As one would expect though, collective farming can only flourish following a meaningful redistribution of land, as collective leasing itself depends on the support of landlords. However, in the long term, the group solidarity and mobilization through group lease collectives could allow tenants to more easily claim their legal rights to tenure security should a meaningful program of land reform be implemented in the future. At the same time, it could pave the way for mobilization at a national and regional level via larger political movements for both land reforms themselves and more equitable trade regimes and policies for farmers.Footnote 13 Furthermore, to counter criticisms of land reform as impeding dynamism in agriculture (Dyer 2004), collectives could provide a model for a more productive and dynamic post-reform agriculture—one based on a radical new systems of socialistic production.

Conclusion

This paper has traced the changes which have occurred in agriculture in Mithilanchal over the last half a century and has shown how semi-feudal relations of production are reproduced across the generations. There have, however, been significant changes. Pressures associated with climate change and economic liberalization have entrenched an articulation with capitalism through the migrant labor economy. More recently, the division of holdings, changed aspirations, and greater political mobilization among tenants and laborers have undermined the authority of the landed classes and have encouraged a breakup of some landlord estates. This land has not, however, been distributed equally, and the relations of production remain dominated by sharecropping and low-wage farm labor, with limited capital accumulation among even the richest farmers. Economic stresses following liberalization have also allowed usury to flourish, even if debt bondage to landlords and patron–client relations have declined.

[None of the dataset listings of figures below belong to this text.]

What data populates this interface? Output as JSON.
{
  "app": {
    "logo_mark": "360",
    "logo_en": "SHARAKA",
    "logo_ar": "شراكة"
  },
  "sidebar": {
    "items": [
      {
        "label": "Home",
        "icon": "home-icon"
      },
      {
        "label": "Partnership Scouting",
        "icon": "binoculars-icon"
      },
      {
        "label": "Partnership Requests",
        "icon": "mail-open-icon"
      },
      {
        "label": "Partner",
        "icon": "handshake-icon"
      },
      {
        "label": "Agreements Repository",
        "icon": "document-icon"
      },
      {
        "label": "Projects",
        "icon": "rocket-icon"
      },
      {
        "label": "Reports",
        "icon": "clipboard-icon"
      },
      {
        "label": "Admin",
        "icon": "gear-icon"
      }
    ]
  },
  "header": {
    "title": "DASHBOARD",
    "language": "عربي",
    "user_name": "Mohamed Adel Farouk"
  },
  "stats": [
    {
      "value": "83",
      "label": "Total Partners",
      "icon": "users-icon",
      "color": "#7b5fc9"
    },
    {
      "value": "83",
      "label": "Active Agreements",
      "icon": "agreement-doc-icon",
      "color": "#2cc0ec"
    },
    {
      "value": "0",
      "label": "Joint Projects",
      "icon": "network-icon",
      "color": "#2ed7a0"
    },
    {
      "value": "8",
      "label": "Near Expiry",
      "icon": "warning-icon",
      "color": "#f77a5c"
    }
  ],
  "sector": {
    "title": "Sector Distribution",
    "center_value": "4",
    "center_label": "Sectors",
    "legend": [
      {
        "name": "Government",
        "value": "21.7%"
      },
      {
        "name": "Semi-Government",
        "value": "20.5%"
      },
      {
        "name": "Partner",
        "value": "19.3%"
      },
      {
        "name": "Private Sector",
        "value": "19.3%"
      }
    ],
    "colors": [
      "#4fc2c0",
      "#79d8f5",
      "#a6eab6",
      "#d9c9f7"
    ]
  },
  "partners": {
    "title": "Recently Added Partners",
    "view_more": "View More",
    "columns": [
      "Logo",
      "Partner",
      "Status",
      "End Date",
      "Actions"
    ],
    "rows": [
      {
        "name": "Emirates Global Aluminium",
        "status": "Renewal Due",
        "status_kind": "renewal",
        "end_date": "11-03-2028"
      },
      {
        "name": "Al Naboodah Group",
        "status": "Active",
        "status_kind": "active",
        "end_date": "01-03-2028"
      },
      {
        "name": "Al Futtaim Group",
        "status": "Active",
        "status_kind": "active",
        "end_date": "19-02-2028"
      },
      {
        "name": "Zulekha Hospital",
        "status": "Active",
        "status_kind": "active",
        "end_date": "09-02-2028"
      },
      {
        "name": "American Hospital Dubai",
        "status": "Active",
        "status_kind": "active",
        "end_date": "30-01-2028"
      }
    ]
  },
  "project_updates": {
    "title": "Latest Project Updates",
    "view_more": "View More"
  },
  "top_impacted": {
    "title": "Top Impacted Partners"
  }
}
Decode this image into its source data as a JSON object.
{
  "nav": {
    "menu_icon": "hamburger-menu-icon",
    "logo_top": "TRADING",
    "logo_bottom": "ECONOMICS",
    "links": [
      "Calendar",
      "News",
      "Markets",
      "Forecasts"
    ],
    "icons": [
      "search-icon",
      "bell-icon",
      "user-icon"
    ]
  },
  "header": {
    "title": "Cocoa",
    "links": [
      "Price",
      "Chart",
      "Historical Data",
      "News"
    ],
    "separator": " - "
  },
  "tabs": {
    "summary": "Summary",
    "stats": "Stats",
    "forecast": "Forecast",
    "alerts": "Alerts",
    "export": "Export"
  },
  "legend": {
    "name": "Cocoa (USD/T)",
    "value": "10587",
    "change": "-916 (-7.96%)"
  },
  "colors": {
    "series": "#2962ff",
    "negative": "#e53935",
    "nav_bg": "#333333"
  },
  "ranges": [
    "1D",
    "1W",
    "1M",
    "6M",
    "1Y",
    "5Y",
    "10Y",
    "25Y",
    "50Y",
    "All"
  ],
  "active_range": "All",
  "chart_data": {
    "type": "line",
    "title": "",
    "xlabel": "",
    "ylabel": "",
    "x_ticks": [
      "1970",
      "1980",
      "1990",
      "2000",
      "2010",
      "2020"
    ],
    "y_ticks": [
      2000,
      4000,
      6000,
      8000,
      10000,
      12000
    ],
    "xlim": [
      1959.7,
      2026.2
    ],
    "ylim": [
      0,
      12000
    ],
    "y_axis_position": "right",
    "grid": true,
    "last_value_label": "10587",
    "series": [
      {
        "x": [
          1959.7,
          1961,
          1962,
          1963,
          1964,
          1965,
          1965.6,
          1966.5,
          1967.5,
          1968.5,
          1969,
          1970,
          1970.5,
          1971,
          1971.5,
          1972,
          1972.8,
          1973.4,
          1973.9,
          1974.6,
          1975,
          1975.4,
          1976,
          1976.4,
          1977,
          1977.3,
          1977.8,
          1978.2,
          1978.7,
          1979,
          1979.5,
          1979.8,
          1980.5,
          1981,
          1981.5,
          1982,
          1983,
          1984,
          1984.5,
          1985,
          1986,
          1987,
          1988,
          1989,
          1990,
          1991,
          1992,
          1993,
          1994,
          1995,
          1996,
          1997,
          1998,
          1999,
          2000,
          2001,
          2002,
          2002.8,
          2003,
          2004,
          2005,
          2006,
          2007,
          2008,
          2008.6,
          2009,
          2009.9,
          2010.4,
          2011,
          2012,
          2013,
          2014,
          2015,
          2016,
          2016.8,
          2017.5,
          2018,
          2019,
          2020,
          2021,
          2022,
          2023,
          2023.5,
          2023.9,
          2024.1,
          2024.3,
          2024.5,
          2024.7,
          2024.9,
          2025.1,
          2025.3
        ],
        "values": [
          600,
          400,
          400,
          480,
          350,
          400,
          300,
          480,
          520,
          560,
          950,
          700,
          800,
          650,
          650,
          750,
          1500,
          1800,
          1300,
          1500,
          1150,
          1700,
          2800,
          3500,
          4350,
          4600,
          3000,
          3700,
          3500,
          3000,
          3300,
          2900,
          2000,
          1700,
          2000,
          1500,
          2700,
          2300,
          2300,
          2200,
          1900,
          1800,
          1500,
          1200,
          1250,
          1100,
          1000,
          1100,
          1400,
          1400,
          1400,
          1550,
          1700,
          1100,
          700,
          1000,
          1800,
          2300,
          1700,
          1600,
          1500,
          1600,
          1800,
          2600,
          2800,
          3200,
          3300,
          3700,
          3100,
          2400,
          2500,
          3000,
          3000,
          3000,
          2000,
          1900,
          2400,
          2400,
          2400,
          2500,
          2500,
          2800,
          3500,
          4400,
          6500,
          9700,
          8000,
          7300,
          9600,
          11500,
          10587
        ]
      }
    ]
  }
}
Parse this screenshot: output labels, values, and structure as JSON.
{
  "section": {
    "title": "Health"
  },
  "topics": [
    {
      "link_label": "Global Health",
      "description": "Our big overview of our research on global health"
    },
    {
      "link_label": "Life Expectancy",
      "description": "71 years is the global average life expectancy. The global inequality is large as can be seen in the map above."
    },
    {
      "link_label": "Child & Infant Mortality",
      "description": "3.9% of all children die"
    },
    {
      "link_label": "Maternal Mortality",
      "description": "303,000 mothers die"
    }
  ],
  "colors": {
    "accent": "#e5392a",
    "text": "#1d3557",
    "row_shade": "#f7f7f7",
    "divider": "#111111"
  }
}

A primary change is that the articulations with capitalism have grown significantly, both through the expansion of capitalist markets, and through the migrant labor economy. While landlords on the one hand, and mercantile or industrial capitalists on the other, represent unique classes, there is a convergence of interests which gives the system some level of stability. Landlords benefit from the unique form of capitalism in a social formation which can be considered semi-colonial in character, with stunted industrial development and dependence on foreign capital and imports. Meanwhile, the capitalist sector within the country and overseas benefits from a supply of surplus labor to which is perpetuated by semi-feudal inequalities.

The paper notes, however, that the increased diversity of the landed class and greater political awareness among the marginal and tenant farmer majority has opened up new avenues for collective mobilization and struggle. The collectivization of tenants and marginal farmers through land pooling or group leases can raise productivity, increase resilience, and build their bargaining power—a process which can take place both within and outside of formal organizational structures. Collective farmer groups however, only represent a mid-way point to empower marginal and tenant farmers in the short term without dismantling the pillars of semi-feudalism; yet, it can also demonstrate a new model of agriculture which can be replicated if and when genuine political–economic transformation takes place, led by the marginal farmers, laborer, and tenant majority, toward a more equitable social formation.